We prove the equivalence of the following five conditions for a topological space $X$ :

• (DCC) $X$ satisfies the descending chain condition for closed subsets.
• (ACC) $X$ satisfies the ascending chain condition for open subsets.
• (Min) Every nonempty family of closed subsets has a minimal element.
• (Max) Every nonempty family of open subsets has a maximal element.
• (HC) Every subset of $X$ is compact.

Proof.

Let $f\colon P(X) \to P(X)$ be the complement map, i.e., $f(A) = X \setminus A$ for any subset $A$ of $X$ . Then $f$ induces an order-reversing bijective map between the open subsets of $X$ and the closed subsets of $X$ . Sending arbitrary chains/sets of open/closed subsets of $X$ through $f$ then immediately yields the equivalence of conditions (DCC) and (ACC) of the theorem, and also the equivalence of (Min) and (Max).

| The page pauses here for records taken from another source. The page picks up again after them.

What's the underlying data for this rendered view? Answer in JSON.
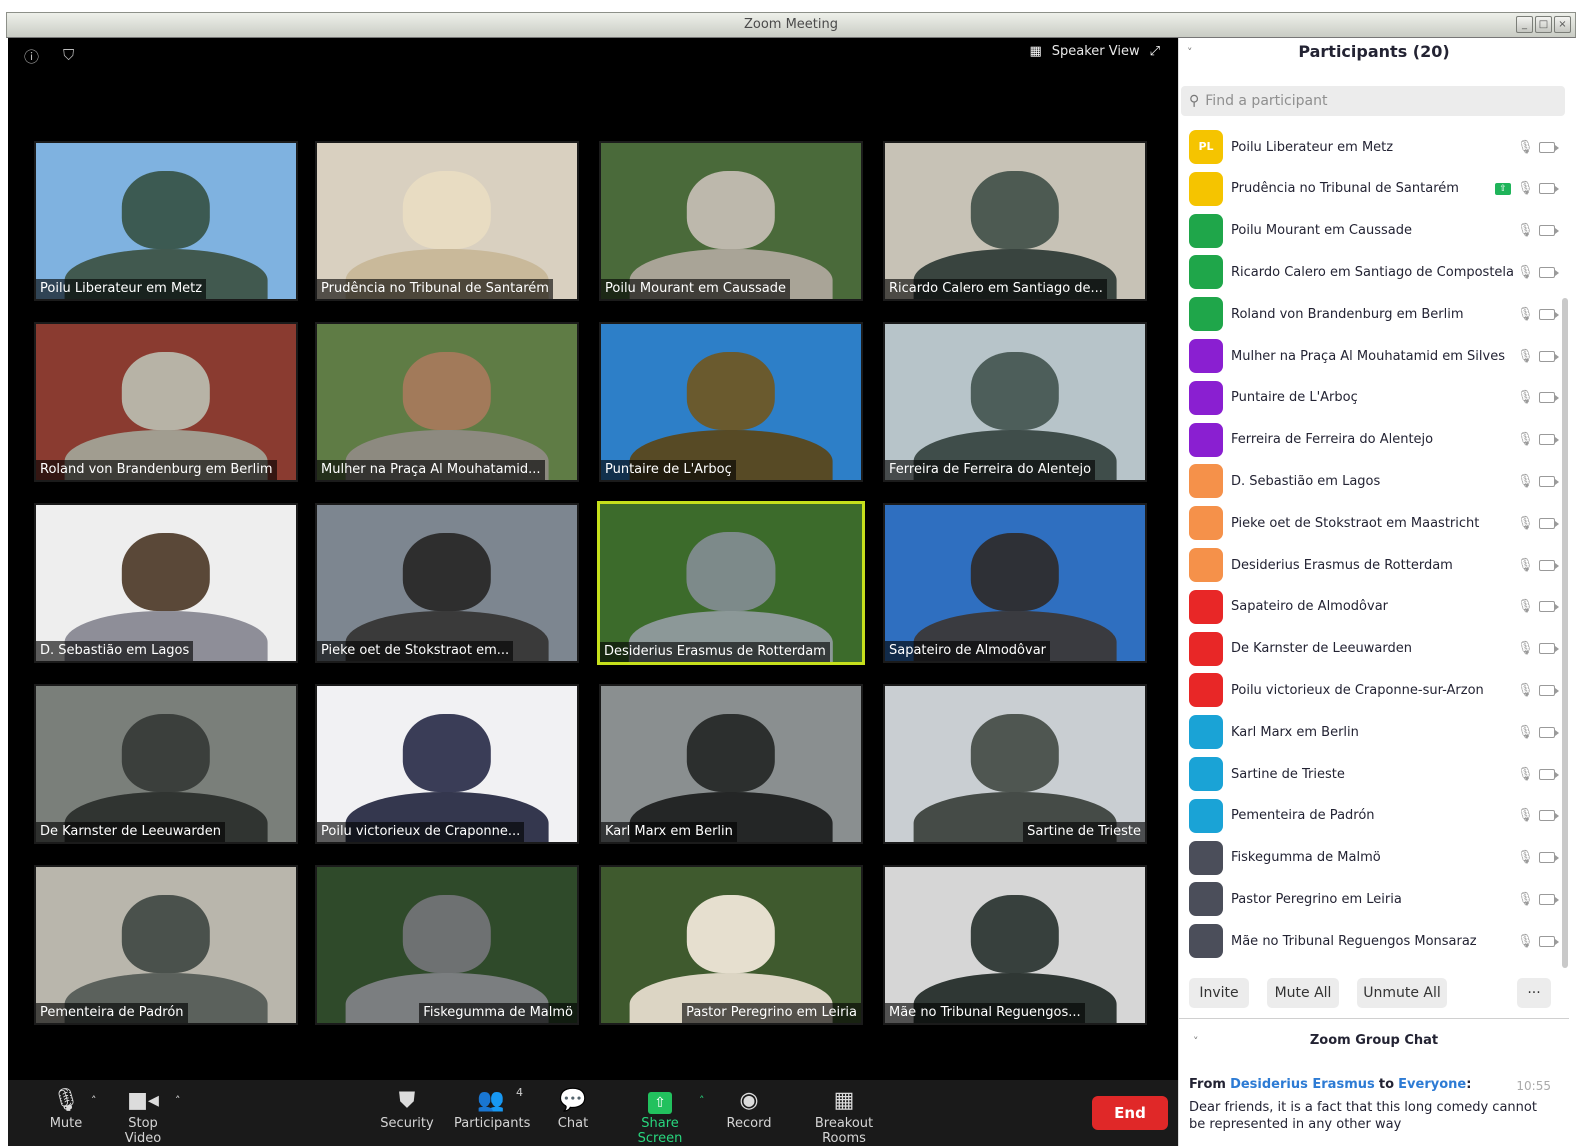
{
  "window": {
    "title": "Zoom Meeting",
    "controls": [
      "_",
      "□",
      "×"
    ]
  },
  "meeting": {
    "speaker_view_label": "Speaker View"
  },
  "tiles": [
    {
      "name": "Poilu Liberateur em Metz",
      "bg": "#7fb2e0",
      "head": "#3c5a52",
      "body": "#41594f"
    },
    {
      "name": "Prudência no Tribunal de Santarém",
      "bg": "#d9d0c0",
      "head": "#e8dcc2",
      "body": "#c9b99a"
    },
    {
      "name": "Poilu Mourant em Caussade",
      "bg": "#4a6a3a",
      "head": "#bdb8ac",
      "body": "#a9a497"
    },
    {
      "name": "Ricardo Calero em Santiago de...",
      "bg": "#c7c2b6",
      "head": "#4d5a52",
      "body": "#39443f"
    },
    {
      "name": "Roland von Brandenburg em Berlim",
      "bg": "#8a3b30",
      "head": "#b7b3a6",
      "body": "#a19d90"
    },
    {
      "name": "Mulher na Praça Al Mouhatamid...",
      "bg": "#5f7c45",
      "head": "#a27a5a",
      "body": "#8d8a80"
    },
    {
      "name": "Puntaire de L'Arboç",
      "bg": "#2d7fc8",
      "head": "#6a5a2e",
      "body": "#574a25"
    },
    {
      "name": "Ferreira de Ferreira do Alentejo",
      "bg": "#b7c4c9",
      "head": "#4d5e5a",
      "body": "#3f4d4a"
    },
    {
      "name": "D. Sebastião em Lagos",
      "bg": "#eeeeee",
      "head": "#5a4838",
      "body": "#8e8e98"
    },
    {
      "name": "Pieke oet de Stokstraot em...",
      "bg": "#7d8690",
      "head": "#2e2e2e",
      "body": "#3a3a3a"
    },
    {
      "name": "Desiderius Erasmus de Rotterdam",
      "bg": "#3c6b2b",
      "head": "#7d8a8a",
      "body": "#8c9898"
    },
    {
      "name": "Sapateiro de Almodôvar",
      "bg": "#2f6fc0",
      "head": "#2e3036",
      "body": "#3a3b40"
    },
    {
      "name": "De Karnster de Leeuwarden",
      "bg": "#7a7f7a",
      "head": "#3b3f3c",
      "body": "#303431"
    },
    {
      "name": "Poilu victorieux de Craponne...",
      "bg": "#f1f1f3",
      "head": "#3a3d57",
      "body": "#34374e"
    },
    {
      "name": "Karl Marx em Berlin",
      "bg": "#8a8f90",
      "head": "#2c2f2e",
      "body": "#242626"
    },
    {
      "name": "Sartine de Trieste",
      "bg": "#c9ced2",
      "head": "#4f5651",
      "body": "#454b47"
    },
    {
      "name": "Pementeira de Padrón",
      "bg": "#b9b6ac",
      "head": "#4a514c",
      "body": "#5b615c"
    },
    {
      "name": "Fiskegumma de Malmö",
      "bg": "#2f4a2a",
      "head": "#6e7172",
      "body": "#7b7e80"
    },
    {
      "name": "Pastor Peregrino em Leiria",
      "bg": "#3f5a2e",
      "head": "#e6dfcf",
      "body": "#dcd5c4"
    },
    {
      "name": "Mãe no Tribunal Reguengos...",
      "bg": "#d6d6d6",
      "head": "#37403d",
      "body": "#2f3734"
    }
  ],
  "toolbar": {
    "mute": "Mute",
    "stop_video": "Stop Video",
    "security": "Security",
    "participants": "Participants",
    "participants_count": "4",
    "chat": "Chat",
    "share_screen": "Share Screen",
    "record": "Record",
    "breakout_rooms": "Breakout Rooms",
    "end": "End"
  },
  "panel": {
    "title": "Participants (20)",
    "search_placeholder": "Find a participant",
    "participants": [
      {
        "name": "Poilu Liberateur em Metz",
        "initials": "PL",
        "color": "#f5c400",
        "sharing": false
      },
      {
        "name": "Prudência no Tribunal de Santarém",
        "initials": "",
        "color": "#f5c400",
        "sharing": true
      },
      {
        "name": "Poilu Mourant em Caussade",
        "initials": "",
        "color": "#1fa64a",
        "sharing": false
      },
      {
        "name": "Ricardo Calero em Santiago de Compostela",
        "initials": "",
        "color": "#1fa64a",
        "sharing": false
      },
      {
        "name": "Roland von Brandenburg em Berlim",
        "initials": "",
        "color": "#1fa64a",
        "sharing": false
      },
      {
        "name": "Mulher na Praça Al Mouhatamid em Silves",
        "initials": "",
        "color": "#8a1fd1",
        "sharing": false
      },
      {
        "name": "Puntaire de L'Arboç",
        "initials": "",
        "color": "#8a1fd1",
        "sharing": false
      },
      {
        "name": "Ferreira de Ferreira do Alentejo",
        "initials": "",
        "color": "#8a1fd1",
        "sharing": false
      },
      {
        "name": "D. Sebastião em Lagos",
        "initials": "",
        "color": "#f5914a",
        "sharing": false
      },
      {
        "name": "Pieke oet de Stokstraot em Maastricht",
        "initials": "",
        "color": "#f5914a",
        "sharing": false
      },
      {
        "name": "Desiderius Erasmus de Rotterdam",
        "initials": "",
        "color": "#f5914a",
        "sharing": false
      },
      {
        "name": "Sapateiro de Almodôvar",
        "initials": "",
        "color": "#e82727",
        "sharing": false
      },
      {
        "name": "De Karnster de Leeuwarden",
        "initials": "",
        "color": "#e82727",
        "sharing": false
      },
      {
        "name": "Poilu victorieux de Craponne-sur-Arzon",
        "initials": "",
        "color": "#e82727",
        "sharing": false
      },
      {
        "name": "Karl Marx em Berlin",
        "initials": "",
        "color": "#1aa3d6",
        "sharing": false
      },
      {
        "name": "Sartine de Trieste",
        "initials": "",
        "color": "#1aa3d6",
        "sharing": false
      },
      {
        "name": "Pementeira de Padrón",
        "initials": "",
        "color": "#1aa3d6",
        "sharing": false
      },
      {
        "name": "Fiskegumma de Malmö",
        "initials": "",
        "color": "#4b4e5a",
        "sharing": false
      },
      {
        "name": "Pastor Peregrino em Leiria",
        "initials": "",
        "color": "#4b4e5a",
        "sharing": false
      },
      {
        "name": "Mãe no Tribunal Reguengos Monsaraz",
        "initials": "",
        "color": "#4b4e5a",
        "sharing": false
      }
    ],
    "buttons": {
      "invite": "Invite",
      "mute_all": "Mute All",
      "unmute_all": "Unmute All",
      "more": "···"
    }
  },
  "chat": {
    "title": "Zoom Group Chat",
    "from_label": "From",
    "sender": "Desiderius Erasmus",
    "to_label": "to",
    "recipient": "Everyone",
    "time": "10:55",
    "message": "Dear friends, it is a fact that this long comedy cannot be represented in any other way"
  },
  "colors": {
    "accent_active_tile": "#c6e01c",
    "end_button": "#e02828",
    "share_green": "#22c15e",
    "link_blue": "#2d7bd4"
  }
}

(Min) $\Rightarrow$ (DCC) is obvious, since the elements of an infinite strictly descending chain of closed subsets of $X$ would form a set of closed subsets of $X$ without minimal element. Likewise, given a non-empty set $S$ consisting of closed subsets of $X$ without minimal element, one can construct an infinite strictly descending chain in $S$ simply by starting with any $A_0 \in S$ and choosing for $A_{n+1}$ any proper subset of $A_n$ satisfying $A_{n+1} \in S$ . Hence, we have proven conditions (ACC), (DCC), (Min) and (Max) of the theorem to be equivalent, and will be done if we can prove equivalence of statement (HC) to the others.

To this end, first assume statement (HC), and let $(U_i)_{i \in \N}$ be an ascending sequence of open subsets of $X$ . Then obviously, the $U_i$ form an open cover of $U = \bigcup_{i \in \N} U_i$ , which by assumption is bound to have a finite subcover. Hence, there exists $n \in \N$ such that $\bigcup_{i=0}^n U_i = \bigcup_{i \in \N} U_i$ , so our ascending sequence is in fact stationary. Conversely, assume statement (Max) of the theorem, let $A \subseteq X$ be any subset of $X$ and let $(U_i)_ {i \in I}$ be a family of open sets in $X$ such that the $U_i \cap A$ form an open cover of $A$ with respect to the subspace topology. Then, by the assumption, the set of finite unions of the $U_i$ has at least one maximal element, say $U$ , and with any $i \in I$ we obtain $U_i \cup U = U$ because of maximality of $U$ . Hence, we have $U_i \subseteq U$ for all $i \in I$ , so in fact $\bigcup_{i \in I} U_i = U$ . But, $U$ was a union of a finite number of $U_i$ by construction; hence, a finite subcovering of $U$ and thereby of $A$ has been found.